Publication: The Day

Published October 09. 2012 4:00AM

Preston - Bricks, scrap metal and slate roofing tiles salvaged from the former Norwich Hospital have helped defray some of the multimillion-dollar demolition and cleanup costs on the decaying campus and now trees on the property could add to the revenue stream.

The Preston Redevelopment Agency on Wednesday will consider a proposed new forestry management plan submitted recently by Hull Forest Products of Pomfret for three portions of the former hospital property. The PRA will meet Wednesday at 7 p.m. at Town Hall.

Forester Chris Casadei presented the plan to the agency two weeks ago. Last week the PRA's operations committee recommended that it be accepted and implemented.

Casadei said the wooded areas of the hospital property all are "even aged" woodlands, meaning the trees all grew at roughly the same time. The largest section, a 134-acre wooded area across Route 12 from the main campus has a variety of oaks, birch, hickory, beech and pine trees.

"It's a very productive, nice chunk of forest there for sure," Casadei told the agency.

Casadei estimated the total value of the timber in this stand at $97,590 if the entire area was clear-cut. But that is not the intention of the PRA or Hull's recommendation. He said about one-third of the trees would be cut, "concentrating on the poorly formed, suppressed and declining trees in an effort to shift the growth potential to the more desirable and valuable crop trees."

The small wooded section at the edge of this large area consists mainly of Norway spruce trees that were planted. Clear-cutting this area would yield $1,285, but Hull again recommended cutting one-third of the trees to allow young native trees the chance to grow.

There is a 28.8-acre wooded area dominated by white pine with various oaks and maples south of the Mohegan-Pequot Bridge on the east side of campus. The entire stand is worth $19,693, but the recommendation is to cut about a third of the trees.

The third stand is a smaller area also south of the bridge on the river side of Route 12 with the same mix of trees. This stand is valued at $6,263, with the recommendation to cut a third of the trees.

Frank Ennis, who oversees hospital campus operations for the PRA, said implementing the forestry management plan would give the agency a small amount of revenue. Hull's $1,000 management fee would come out of the lumber sold and would not have to be paid up front.

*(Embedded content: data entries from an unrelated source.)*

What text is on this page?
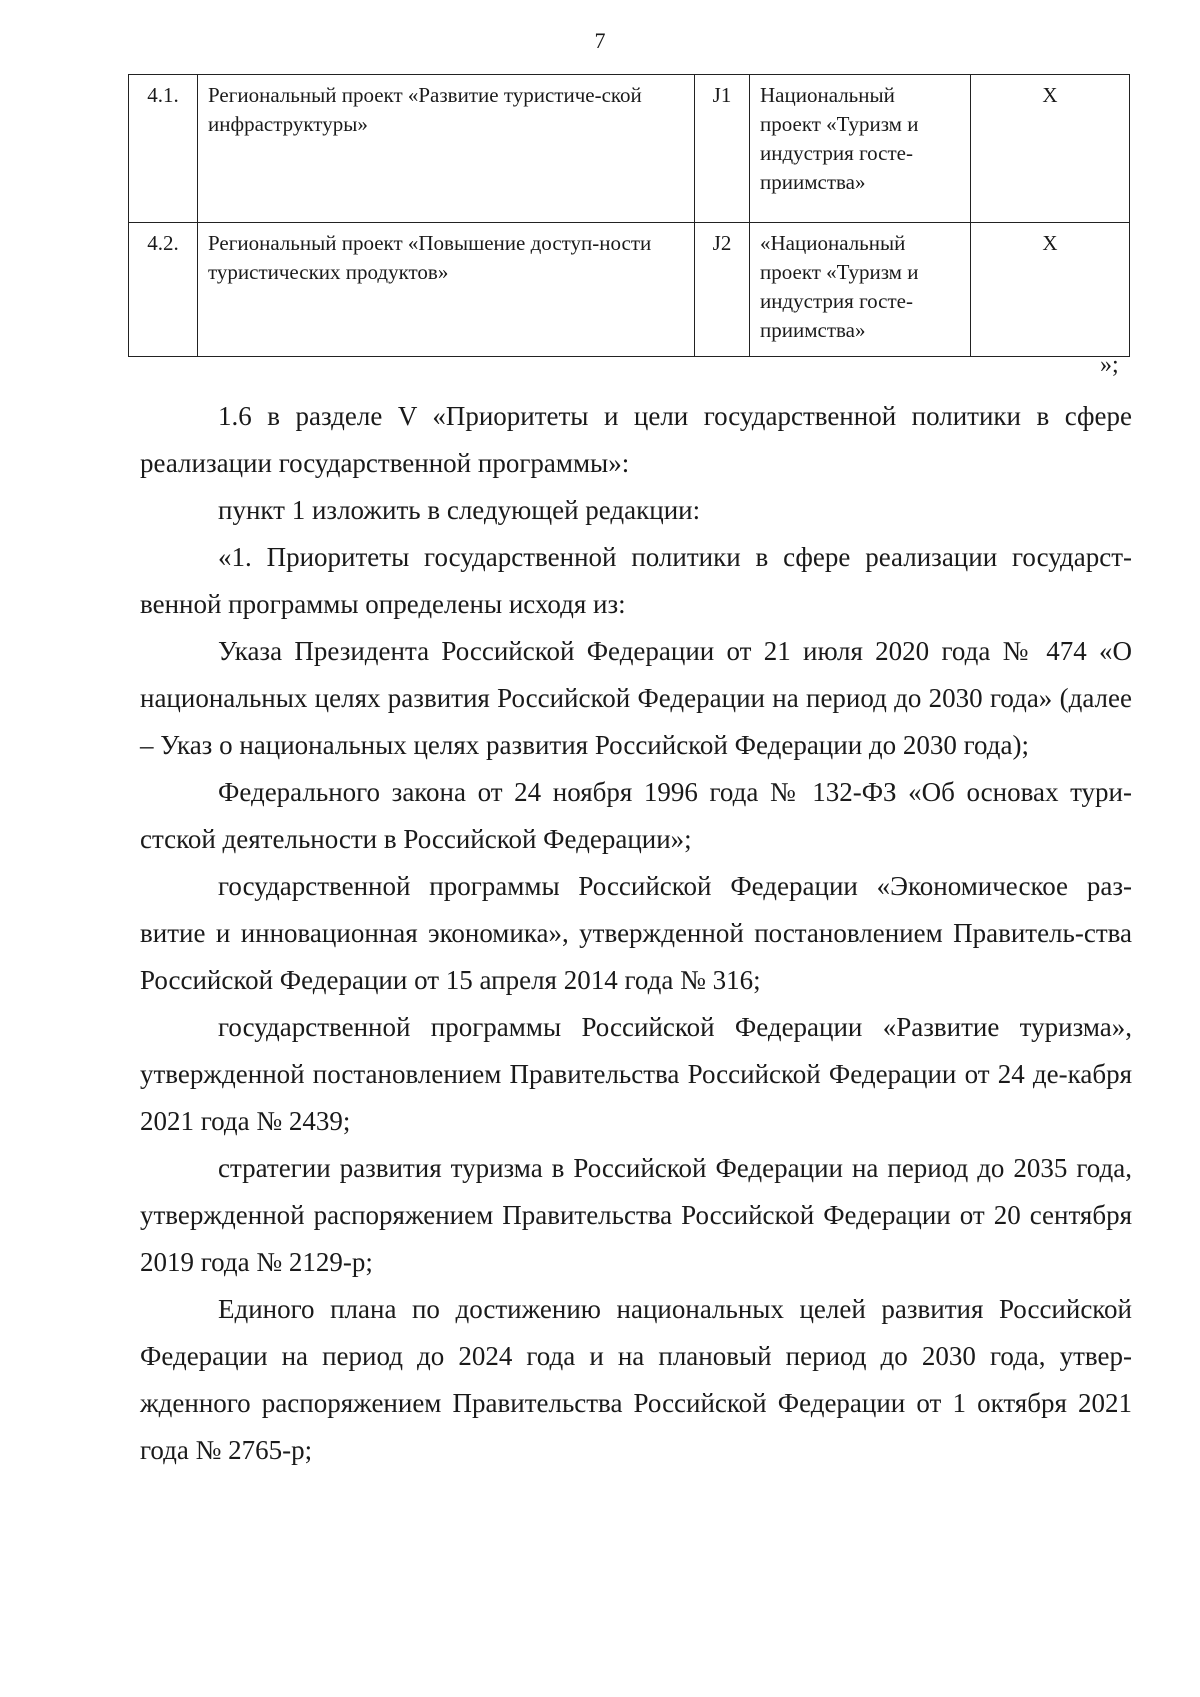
7
4.1.	Региональный проект «Развитие туристиче-ской инфраструктуры»	J1	Национальный проект «Туризм и индустрия госте-приимства»	Х
4.2.	Региональный проект «Повышение доступ-ности туристических продуктов»	J2	«Национальный проект «Туризм и индустрия госте-приимства»	Х
»;

1.6 в разделе V «Приоритеты и цели государственной политики в сфере реализации государственной программы»:

пункт 1 изложить в следующей редакции:

«1. Приоритеты государственной политики в сфере реализации государст-венной программы определены исходя из:

Указа Президента Российской Федерации от 21 июля 2020 года № 474 «О национальных целях развития Российской Федерации на период до 2030 года» (далее – Указ о национальных целях развития Российской Федерации до 2030 года);

Федерального закона от 24 ноября 1996 года № 132-ФЗ «Об основах тури-стской деятельности в Российской Федерации»;

государственной программы Российской Федерации «Экономическое раз-витие и инновационная экономика», утвержденной постановлением Правитель-ства Российской Федерации от 15 апреля 2014 года № 316;

государственной программы Российской Федерации «Развитие туризма», утвержденной постановлением Правительства Российской Федерации от 24 де-кабря 2021 года № 2439;

стратегии развития туризма в Российской Федерации на период до 2035 года, утвержденной распоряжением Правительства Российской Федерации от 20 сентября 2019 года № 2129-р;

Единого плана по достижению национальных целей развития Российской Федерации на период до 2024 года и на плановый период до 2030 года, утвер-жденного распоряжением Правительства Российской Федерации от 1 октября 2021 года № 2765-р;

The forestry management plan does not cover the main hospital campus - a park setting, Casadei said - but the PRA might consult with Hull on individual trees. The PRA initially contacted Hull about a month ago to cut down trees on the main campus for security reasons, Ennis said. At that time, the agency asked for a proposed forestry management plan.

PRA officials also on Wednesday will discuss a schedule of public informational meetings for residents in advance of a planned referendum in late November for a proposed $4 million town matching share for a $4 million low-interest state loan and a $964,000 federal grant for hospital property cleanup.

The PRA plans to hold two public informational sessions on the matching share and two tours of the hospital campus to show progress of the cleanup and demolition to date. The Board of Selectmen on Thursday recommended that the Board of Finance put the issue to the voters at a town meeting and referendum.

The town must decide whether to accept the terms of the state loan no later than Dec. 1.